Of course, not everyone rejects this notion. There are many who likely find truth in comedian Patrice O’Neal’s joke, “When four white men get together in the middle of the afternoon, that’s not a meeting. That’s a crime scene.” However, we do not fear the suit nearly as much as we fear the hood—if at all. Certainly, this in part because the hood conceals just as much as it protects. However, obviously, it is often the person who dons the hood who is the source of our fear.
Thus, in the midst of the current imbroglio over the murder of Floridian teenager Trayvon Martin by George Zimmerman, an overzealous resident of Martin’s father’s girlfriend’s gated community who shot Martin as he returned from a trip to a convenient store, the notion that a hood is indicative of potential danger has re-emerged. The most poignant example of this is the recent comments of FOX News host Geraldo Rivera, who stated on an episode of FOX & Friends, “I am urging the parents of black and Latino youngsters particularly not to let their children go out wearing hoodies. I think the hoodie is as much responsible for Trayvon Martin‘s death as much as George Zimmerman was.”
Rivera goes on to suggest that “dark skinned” childen such as Trayvon Martin (and even his own son Cruz, whom he mentions in the above clip) all too often fit the “instant identification” and “instant association” of “crime scene surveillance tapes,” and thus there is a measure of justification when society perceives hooded black and Latino teenagers as “gangstas.” After all, as we have learned, the community had faced a rash of break-ins by black men—some of who may have worn hoods.
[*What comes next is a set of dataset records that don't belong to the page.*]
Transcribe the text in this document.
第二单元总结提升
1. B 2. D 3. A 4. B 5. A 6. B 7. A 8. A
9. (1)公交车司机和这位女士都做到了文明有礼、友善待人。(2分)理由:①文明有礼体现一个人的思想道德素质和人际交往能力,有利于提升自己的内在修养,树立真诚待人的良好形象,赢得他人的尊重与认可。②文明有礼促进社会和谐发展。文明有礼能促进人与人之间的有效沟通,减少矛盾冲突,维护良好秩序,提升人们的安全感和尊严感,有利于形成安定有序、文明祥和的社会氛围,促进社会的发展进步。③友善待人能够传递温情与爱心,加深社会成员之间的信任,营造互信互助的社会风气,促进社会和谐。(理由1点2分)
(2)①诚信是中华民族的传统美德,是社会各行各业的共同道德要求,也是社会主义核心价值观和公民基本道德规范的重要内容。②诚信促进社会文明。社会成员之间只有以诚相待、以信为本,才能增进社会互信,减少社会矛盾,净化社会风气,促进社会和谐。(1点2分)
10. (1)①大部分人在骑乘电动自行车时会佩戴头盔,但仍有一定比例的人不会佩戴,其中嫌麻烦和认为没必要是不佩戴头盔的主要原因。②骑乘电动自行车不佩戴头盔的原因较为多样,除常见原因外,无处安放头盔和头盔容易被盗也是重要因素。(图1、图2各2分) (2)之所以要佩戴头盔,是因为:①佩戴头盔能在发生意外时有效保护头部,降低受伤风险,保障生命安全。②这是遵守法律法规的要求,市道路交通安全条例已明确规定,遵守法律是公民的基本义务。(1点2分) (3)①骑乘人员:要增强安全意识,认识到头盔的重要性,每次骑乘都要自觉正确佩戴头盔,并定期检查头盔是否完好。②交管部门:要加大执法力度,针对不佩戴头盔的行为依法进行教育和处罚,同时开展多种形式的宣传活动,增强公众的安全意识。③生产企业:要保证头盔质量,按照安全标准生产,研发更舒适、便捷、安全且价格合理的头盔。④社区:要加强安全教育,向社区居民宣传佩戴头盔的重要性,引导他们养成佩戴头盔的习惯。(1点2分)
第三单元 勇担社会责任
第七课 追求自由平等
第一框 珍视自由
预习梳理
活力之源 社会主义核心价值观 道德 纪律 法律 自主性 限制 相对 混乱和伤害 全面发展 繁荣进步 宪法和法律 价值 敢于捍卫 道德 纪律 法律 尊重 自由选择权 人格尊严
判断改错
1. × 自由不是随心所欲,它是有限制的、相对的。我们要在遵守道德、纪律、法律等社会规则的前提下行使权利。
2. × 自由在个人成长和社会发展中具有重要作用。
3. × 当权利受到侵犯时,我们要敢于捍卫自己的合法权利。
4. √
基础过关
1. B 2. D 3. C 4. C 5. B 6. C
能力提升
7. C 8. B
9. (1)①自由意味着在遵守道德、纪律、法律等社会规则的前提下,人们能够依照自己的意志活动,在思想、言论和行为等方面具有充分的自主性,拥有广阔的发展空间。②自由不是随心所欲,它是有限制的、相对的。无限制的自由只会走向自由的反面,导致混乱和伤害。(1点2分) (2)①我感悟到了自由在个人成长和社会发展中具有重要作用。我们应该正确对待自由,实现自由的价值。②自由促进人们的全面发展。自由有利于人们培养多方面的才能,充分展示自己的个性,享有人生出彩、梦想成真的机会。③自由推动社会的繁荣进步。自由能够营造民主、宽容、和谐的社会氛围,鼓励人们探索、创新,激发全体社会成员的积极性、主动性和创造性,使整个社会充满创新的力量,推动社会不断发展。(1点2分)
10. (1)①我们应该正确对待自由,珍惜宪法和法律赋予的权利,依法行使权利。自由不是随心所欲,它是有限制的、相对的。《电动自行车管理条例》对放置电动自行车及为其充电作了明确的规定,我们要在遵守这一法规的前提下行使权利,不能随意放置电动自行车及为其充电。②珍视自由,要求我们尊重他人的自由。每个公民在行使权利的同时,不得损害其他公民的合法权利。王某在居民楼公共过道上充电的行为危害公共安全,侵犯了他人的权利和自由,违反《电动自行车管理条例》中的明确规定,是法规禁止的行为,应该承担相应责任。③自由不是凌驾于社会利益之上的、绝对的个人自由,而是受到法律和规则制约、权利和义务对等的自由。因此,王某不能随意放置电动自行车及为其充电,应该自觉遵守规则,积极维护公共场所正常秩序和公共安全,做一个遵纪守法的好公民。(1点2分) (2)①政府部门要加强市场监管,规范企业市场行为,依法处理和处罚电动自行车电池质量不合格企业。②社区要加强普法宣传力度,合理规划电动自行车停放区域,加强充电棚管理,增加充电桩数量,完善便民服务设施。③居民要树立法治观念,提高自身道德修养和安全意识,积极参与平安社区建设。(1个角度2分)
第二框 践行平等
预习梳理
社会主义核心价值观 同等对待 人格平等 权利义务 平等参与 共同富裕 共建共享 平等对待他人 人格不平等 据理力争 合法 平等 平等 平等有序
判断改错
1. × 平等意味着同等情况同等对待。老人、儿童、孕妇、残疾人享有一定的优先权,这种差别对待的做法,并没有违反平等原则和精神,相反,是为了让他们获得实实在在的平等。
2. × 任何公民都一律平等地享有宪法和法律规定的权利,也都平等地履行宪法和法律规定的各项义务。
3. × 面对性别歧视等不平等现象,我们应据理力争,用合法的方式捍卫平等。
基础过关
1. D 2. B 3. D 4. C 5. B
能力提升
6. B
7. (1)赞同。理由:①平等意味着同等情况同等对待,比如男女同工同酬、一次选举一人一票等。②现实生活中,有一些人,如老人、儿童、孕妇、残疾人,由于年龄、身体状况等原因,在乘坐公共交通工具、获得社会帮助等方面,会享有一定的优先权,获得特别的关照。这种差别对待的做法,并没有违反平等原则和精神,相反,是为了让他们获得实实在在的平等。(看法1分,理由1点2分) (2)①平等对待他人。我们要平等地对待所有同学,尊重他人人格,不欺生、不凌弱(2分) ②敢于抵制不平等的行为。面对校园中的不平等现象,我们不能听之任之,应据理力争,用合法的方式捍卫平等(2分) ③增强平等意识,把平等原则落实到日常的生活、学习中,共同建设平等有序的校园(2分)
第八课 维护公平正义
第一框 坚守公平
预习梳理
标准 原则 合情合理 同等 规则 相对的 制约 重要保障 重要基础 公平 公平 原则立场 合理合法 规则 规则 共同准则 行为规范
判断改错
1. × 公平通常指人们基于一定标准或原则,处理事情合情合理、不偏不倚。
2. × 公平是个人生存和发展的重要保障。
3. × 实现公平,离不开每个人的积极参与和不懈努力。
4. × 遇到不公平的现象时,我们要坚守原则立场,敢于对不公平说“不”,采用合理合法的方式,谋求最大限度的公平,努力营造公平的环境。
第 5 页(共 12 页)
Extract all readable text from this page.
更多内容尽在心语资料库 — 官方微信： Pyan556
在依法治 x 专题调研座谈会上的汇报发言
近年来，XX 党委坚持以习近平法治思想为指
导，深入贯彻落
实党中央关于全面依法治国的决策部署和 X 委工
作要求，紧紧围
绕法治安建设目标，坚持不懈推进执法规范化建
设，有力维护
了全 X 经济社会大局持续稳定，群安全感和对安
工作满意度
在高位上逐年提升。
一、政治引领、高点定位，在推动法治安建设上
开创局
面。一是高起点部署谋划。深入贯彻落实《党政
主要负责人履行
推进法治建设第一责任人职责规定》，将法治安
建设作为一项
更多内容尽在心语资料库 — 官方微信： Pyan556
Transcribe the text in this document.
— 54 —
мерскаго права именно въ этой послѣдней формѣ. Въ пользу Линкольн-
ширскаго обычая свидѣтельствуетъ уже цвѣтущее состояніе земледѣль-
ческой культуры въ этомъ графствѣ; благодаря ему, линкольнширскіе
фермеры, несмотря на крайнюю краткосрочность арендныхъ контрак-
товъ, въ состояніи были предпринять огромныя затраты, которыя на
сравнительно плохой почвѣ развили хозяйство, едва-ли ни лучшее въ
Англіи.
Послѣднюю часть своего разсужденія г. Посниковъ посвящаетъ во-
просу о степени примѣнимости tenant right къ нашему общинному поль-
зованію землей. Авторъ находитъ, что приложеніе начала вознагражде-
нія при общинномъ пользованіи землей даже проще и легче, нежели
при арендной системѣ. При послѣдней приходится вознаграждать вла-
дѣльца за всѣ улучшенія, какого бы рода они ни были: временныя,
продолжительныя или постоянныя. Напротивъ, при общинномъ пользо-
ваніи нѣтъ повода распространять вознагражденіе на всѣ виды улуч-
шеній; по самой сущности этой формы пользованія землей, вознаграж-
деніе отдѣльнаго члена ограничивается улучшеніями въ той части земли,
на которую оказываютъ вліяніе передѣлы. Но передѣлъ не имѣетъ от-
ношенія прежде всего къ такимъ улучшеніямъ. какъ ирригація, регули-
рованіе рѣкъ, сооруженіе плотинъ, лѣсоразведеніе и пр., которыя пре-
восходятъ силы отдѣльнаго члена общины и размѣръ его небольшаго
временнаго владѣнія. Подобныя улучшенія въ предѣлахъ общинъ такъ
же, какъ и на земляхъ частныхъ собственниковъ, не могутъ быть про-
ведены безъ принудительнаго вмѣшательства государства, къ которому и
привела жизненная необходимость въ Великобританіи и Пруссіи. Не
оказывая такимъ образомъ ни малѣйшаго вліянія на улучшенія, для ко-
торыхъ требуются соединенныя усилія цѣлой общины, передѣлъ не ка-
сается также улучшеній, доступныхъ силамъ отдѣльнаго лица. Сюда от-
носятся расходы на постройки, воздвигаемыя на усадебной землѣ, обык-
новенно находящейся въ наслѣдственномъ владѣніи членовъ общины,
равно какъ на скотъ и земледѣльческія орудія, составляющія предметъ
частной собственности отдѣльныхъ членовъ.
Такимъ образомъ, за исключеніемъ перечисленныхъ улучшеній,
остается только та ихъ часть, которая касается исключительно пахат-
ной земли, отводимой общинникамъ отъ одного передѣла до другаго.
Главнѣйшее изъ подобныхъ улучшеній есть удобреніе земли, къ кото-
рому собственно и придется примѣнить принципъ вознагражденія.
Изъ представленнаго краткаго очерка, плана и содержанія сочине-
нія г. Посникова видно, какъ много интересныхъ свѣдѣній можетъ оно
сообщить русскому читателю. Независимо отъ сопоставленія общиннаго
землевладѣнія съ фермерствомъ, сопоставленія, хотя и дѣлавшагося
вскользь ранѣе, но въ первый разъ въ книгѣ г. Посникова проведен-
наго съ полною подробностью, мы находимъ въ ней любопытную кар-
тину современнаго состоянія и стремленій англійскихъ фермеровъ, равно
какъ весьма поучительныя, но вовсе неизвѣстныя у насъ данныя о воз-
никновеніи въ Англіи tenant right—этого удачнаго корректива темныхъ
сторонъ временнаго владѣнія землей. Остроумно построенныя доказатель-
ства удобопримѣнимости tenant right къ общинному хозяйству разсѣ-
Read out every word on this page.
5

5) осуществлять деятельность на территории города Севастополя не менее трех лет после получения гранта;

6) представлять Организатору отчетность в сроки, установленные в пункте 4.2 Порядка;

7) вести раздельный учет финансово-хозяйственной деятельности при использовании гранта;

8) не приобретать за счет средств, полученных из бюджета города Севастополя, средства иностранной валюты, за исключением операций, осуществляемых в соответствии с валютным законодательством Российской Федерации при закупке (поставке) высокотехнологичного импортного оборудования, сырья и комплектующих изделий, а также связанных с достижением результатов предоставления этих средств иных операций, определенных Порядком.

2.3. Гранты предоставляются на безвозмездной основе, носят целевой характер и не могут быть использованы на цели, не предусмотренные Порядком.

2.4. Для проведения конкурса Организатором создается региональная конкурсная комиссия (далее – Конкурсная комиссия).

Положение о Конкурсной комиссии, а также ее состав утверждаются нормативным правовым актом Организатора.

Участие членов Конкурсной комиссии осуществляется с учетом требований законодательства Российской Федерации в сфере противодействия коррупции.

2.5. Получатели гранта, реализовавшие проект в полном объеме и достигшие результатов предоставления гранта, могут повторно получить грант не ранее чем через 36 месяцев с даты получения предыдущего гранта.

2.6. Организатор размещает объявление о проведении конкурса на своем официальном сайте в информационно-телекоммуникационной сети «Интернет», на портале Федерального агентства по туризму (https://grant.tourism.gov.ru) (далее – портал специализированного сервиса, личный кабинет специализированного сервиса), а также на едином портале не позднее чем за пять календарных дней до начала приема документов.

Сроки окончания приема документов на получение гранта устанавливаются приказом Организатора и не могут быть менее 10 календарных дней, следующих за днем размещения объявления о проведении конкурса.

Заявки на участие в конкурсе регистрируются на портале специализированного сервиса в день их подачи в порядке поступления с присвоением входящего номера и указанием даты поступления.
The hypocrisy of and irony in Rivera’s comments—particularly as several photos of Rivera wearing a hooded sweatshirt have made the rounds—are obvious and rightly have seen him pillorized in the court of public opinion. However, the hypocrisy and irony are not solely what make Rivera’s comments problematic. The real problem is that they attempt to justify and reflect the very lack of discernment that Zimmerman showed when he encountered Martin, who by no means whatsoever was a robber. These comments protect whiteness in any garb, for he does not include white or “light skinned” people among those who can fit the “instant association” with a “menace.” The white body is rarely criminalized or subjected to the same conventional wisdom as is the black body. Rivera and his ilk likely would never profile the fleecer by his clothes or his race but gladly do so for the robber.
Nor should they: profiling a person by his or her attire is just as foolish as profiling him or her by race. Neither the suit nor the hood, neither white skin nor black skin are indicators of criminality. More importantly, wisdom is rarely if ever conventional.